- Noble family: de Vaux

= Robert I de Vaux of Pentney =

11th-century Norman noble

Robert I de Vaux, also known as Robert de Vallibus, Lord of Pentney, was a prominent 11th-century noble. A Norman knight, Robert participated in William, Duke of Normandy's invasion of England in 1066, with his brother Aitard.

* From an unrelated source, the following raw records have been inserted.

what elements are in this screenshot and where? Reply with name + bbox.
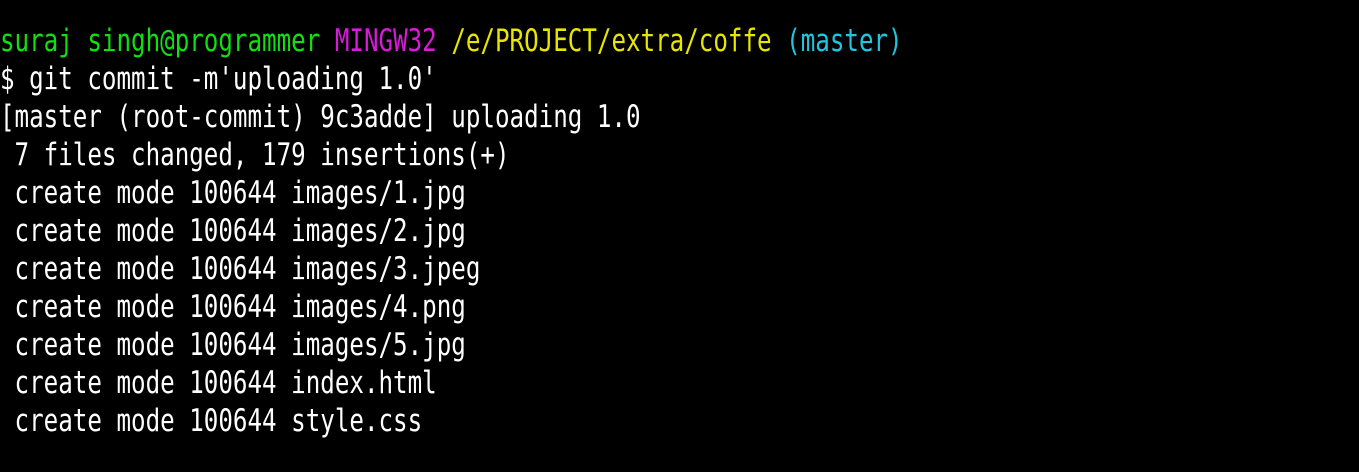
prompt-system: MINGW32 [334,23,437,59]
output-line-commit: [master (root-commit) 9c3adde] uploading… [0,99,641,135]
output-line-create: create mode 100644 images/4.png [0,289,466,325]
output-line-create: create mode 100644 index.html [0,365,437,401]
prompt-line: suraj singh@programmer MINGW32 /e/PROJEC… [0,22,903,60]
prompt-user-host: suraj singh@programmer [0,23,321,59]
output-line-create: create mode 100644 images/3.jpeg [0,251,481,287]
prompt-path: /e/PROJECT/extra/coffe [451,23,772,59]
command-line: $ git commit -m'uploading 1.0' [0,61,437,97]
terminal-output: suraj singh@programmer MINGW32 /e/PROJEC… [0,22,1157,440]
output-line-summary: 7 files changed, 179 insertions(+) [0,137,510,173]
output-line-create: create mode 100644 images/1.jpg [0,175,466,211]
prompt-branch: (master) [786,23,903,59]
output-line-create: create mode 100644 images/5.jpg [0,327,466,363]
output-line-create: create mode 100644 images/2.jpg [0,213,466,249]
terminal-window[interactable]: suraj singh@programmer MINGW32 /e/PROJEC… [0,0,1359,472]
output-line-create: create mode 100644 style.css [0,403,423,439]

He obtained lands of Norfolk, Suffolk and Essex in England from Roger Bigod as tenant in chief. (Note: Lands held as shown in the 1086 Domesday survey: Belchamp [Otten, St Paul and Walter] and [Great and Little] Henny in Essex, Beechamwell, Heckingham, Fritton, [Morning] Thorpe, Stratton [St Mary and St Michael], Tharston, Shimpling, [East] Walton, East Winch, Flitcham, [Gayton] Thorpe, Grimston, Pentney, Alpington, Colney, Ashby [St Mary], Carleton [St Peter], Claxton, Mundham and Thurton in Norfolk and Bulcamp, Chediston, Cookley, Darsham, Dunwich, Halesworth, Thorpe, Blundeston, Barsham, Ellough, Weston and Worlingham in Suffolk.) Robert was succeeded by his son Robert.